# taz.de -- Verarmter Hochadel: Teures Geschenk
       
       > Welfen-Prinz Ernst-August will das Schloss Marienburg von seinem Sohn
       > zurück. Der wollte es quasi weiterverschenken – um Kosten einzusparen.
       
 (IMG) Bild: Ein Wintermärchen – doch bei näherer Betrachtung wird's ruinös
       
       MARIENBERG taz | Die hölzernen Vitrinen im chinesischen Zimmer sind leer.
       Noch immer. Im September waren Einbrecher ins Schloss Marienburg bei
       Hannover eingestiegen und haben die historische Waffensammlung der Welfen
       mitgehen lassen. Säbel, Vorderlader und Pistolen – alles weg.
       
       Dass die Vitrinen, an denen die Besucher auf ihrer Tour durch das Schloss
       vorbeikommen, Monate später noch immer nicht mit anderen Welfenschätzen
       gefüllt sind, zeigt das ganze Elend dieses Schlosses. Vielleicht sogar des
       Hauses Hannover. Denn möglicherweise ist da einfach nicht mehr viel, was
       man in Vitrinen stellen könnte.
       
       Das neugotische Schloss thront auf einem Hügel und sieht mit seinen
       Türmchen und zinnenbewehrten Mauern aus, als hätte es für ein
       Disney-Schloss Modell gestanden. Der letzte König von Hannover, Georg V.,
       schenkte es seiner Frau Marie von Sachsen-Altenburg 1857 zum Geburtstag und
       ließ es bis 1867 als prunkvolle Sommerresidenz der Familie bauen.
       
       Georg war schon in seiner Kindheit erblindet. Erst nur auf dem einen Auge.
       Dann schleuderte er sich die Troddeln seiner Geldbörse ins Gesicht und traf
       unglücklich das andere. Das Schloss, das seine Marie nur „mein kleines
       Eldorado“ nannte, sah er selbst nie, konnte es aber an einem Korkmodell
       ertasten.
       
       ## Pechsträhne seit Baubeginn
       
       Die Pechsträhne des Schlosses begann vielleicht schon kurz nach dem
       Baubeginn. Der beauftragte Ingenieurmajor veruntreute Geld. Dann kam den
       Welfen eine Niederlage im Krieg gegen Preußen dazwischen.

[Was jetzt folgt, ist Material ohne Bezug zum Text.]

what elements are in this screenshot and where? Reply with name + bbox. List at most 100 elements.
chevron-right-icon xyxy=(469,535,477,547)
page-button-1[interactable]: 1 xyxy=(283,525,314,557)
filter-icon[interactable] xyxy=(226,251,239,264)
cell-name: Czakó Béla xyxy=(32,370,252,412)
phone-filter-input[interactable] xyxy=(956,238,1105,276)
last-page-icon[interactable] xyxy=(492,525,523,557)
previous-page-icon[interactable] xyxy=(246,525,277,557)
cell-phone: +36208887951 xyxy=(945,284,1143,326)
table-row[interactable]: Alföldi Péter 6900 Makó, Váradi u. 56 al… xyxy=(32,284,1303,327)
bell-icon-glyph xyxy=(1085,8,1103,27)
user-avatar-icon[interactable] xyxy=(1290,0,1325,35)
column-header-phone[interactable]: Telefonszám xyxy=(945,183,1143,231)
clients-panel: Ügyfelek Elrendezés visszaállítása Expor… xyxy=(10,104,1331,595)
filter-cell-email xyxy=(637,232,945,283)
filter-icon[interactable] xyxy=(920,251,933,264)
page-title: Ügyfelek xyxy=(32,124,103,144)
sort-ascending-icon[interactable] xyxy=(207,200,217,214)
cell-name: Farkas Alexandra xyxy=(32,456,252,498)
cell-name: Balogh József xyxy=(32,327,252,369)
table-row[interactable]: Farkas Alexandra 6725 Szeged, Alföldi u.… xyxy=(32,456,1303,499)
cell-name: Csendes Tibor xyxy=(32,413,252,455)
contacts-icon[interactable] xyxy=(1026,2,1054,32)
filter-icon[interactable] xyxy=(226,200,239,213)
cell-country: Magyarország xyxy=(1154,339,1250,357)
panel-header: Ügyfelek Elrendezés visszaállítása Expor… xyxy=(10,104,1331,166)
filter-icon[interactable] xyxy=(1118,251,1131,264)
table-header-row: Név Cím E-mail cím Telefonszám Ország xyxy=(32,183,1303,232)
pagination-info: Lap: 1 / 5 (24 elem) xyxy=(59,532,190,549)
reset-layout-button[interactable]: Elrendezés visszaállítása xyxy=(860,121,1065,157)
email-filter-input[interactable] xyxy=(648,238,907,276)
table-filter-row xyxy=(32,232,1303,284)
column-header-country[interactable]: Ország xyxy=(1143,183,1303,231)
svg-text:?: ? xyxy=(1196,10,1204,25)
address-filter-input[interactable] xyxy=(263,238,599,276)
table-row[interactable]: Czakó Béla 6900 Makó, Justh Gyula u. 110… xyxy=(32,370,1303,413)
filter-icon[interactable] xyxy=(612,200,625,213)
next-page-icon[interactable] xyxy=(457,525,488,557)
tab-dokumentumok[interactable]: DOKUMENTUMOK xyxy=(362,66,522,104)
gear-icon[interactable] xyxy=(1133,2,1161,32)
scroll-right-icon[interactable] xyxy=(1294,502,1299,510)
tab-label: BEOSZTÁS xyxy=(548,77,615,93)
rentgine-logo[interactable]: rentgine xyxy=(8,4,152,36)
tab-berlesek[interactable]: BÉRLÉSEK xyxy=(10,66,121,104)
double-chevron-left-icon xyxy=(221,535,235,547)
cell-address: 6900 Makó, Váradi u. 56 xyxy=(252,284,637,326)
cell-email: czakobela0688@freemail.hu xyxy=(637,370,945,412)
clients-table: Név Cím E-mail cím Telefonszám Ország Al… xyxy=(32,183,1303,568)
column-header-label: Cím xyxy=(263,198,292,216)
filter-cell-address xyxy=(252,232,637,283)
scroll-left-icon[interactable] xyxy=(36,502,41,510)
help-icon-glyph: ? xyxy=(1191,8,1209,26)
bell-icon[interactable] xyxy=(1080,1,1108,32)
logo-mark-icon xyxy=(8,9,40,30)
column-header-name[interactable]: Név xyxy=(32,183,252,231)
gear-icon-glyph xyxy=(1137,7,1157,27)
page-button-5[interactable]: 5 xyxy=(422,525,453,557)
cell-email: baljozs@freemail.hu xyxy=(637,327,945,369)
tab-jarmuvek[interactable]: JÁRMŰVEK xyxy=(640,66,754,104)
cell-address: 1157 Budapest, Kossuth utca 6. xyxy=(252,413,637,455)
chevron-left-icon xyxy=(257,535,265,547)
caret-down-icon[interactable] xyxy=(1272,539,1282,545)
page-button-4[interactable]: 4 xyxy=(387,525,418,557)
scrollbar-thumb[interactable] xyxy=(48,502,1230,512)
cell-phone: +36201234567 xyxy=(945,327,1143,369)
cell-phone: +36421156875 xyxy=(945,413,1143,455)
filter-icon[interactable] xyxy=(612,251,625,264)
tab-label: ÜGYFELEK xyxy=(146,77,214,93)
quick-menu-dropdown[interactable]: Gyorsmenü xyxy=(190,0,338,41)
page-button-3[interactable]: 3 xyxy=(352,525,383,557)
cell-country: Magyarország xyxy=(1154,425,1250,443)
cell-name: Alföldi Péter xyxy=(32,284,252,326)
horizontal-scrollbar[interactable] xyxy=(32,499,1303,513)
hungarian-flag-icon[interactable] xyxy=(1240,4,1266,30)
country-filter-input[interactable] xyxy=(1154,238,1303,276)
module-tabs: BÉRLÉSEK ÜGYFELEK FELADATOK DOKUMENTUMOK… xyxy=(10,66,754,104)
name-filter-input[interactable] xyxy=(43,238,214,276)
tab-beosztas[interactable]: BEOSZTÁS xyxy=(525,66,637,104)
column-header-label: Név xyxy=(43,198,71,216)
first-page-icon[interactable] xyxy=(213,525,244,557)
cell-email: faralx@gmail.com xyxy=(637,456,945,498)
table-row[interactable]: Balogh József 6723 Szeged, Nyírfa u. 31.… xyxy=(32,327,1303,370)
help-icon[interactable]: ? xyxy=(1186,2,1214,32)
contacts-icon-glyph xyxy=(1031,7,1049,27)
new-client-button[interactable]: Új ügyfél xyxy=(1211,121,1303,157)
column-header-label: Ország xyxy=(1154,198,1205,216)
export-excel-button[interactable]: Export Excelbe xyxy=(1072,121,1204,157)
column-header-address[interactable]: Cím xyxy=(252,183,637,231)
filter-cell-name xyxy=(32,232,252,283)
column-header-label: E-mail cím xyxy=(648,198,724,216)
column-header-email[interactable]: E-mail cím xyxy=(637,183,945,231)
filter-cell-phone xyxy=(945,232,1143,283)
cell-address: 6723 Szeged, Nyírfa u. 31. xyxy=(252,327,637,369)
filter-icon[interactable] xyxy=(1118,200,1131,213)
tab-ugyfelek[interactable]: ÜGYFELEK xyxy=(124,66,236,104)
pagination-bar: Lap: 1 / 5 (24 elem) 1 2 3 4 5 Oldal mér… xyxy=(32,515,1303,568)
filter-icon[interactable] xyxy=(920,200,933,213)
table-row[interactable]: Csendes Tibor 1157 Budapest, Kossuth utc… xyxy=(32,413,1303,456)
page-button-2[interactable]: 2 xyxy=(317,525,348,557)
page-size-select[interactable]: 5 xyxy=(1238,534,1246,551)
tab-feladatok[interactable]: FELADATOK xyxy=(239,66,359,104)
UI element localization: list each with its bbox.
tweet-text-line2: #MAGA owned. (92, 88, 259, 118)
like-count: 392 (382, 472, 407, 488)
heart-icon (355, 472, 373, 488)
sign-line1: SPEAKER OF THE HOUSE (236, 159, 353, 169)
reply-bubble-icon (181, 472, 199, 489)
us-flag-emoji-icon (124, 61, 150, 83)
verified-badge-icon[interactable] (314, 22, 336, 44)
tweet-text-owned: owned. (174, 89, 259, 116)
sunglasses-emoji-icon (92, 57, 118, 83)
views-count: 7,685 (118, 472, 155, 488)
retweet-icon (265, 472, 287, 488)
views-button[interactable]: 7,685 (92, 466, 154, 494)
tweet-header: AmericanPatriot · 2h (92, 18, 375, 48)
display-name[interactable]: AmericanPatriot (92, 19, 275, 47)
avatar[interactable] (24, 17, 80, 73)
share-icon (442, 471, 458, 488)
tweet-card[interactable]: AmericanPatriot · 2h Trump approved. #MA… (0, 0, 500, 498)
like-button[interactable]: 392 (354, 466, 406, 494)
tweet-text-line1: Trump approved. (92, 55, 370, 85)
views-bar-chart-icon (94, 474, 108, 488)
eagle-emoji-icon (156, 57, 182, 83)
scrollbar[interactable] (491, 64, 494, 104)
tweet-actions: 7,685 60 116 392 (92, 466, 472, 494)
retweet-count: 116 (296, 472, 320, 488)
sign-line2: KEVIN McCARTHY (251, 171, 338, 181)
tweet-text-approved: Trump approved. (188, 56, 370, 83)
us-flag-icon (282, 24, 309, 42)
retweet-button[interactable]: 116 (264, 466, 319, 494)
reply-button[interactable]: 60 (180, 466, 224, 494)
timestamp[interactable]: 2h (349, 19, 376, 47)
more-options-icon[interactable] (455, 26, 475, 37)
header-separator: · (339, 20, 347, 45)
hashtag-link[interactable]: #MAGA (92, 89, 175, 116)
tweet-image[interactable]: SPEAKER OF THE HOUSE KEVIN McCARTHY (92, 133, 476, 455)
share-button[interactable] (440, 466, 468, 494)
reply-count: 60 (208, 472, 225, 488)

Das Schloss wurde
       nie ganz fertig. An der Decke des Ritter- und des Speisesaals wurden die
       dunklen Holzbalken nicht mit Stuck oder einer mit Schnitzereien verzierten
       Holzdecke verkleidet. Der Fußboden hat kein Parkett, sondern Steinfliesen.
       Den bloßen Wänden fehlen die kunstvoll bedruckten Tapeten, die in den
       anderen Räumen zu finden sind.
       
       Georg floh 1866 ins Exil nach Österreich und ein Jahr später folgte ihm
       auch Marie. Sie lebte nur etwas mehr als ein Jahr im Schloss auf dem nach
       ihr benannten Marienberg und kehrte niemals mehr zurück. Nach dem Zweiten
       Weltkrieg lebten zwischen 1945 und 1957 die Familie von Ernst August III.
       und Flüchtlinge in dem Schloss. Länger waren die insgesamt 130 Räume nicht
       bewohnt.
       
       Die heutigen Welfen haben das Inventar der Marienburg zu Geld gemacht.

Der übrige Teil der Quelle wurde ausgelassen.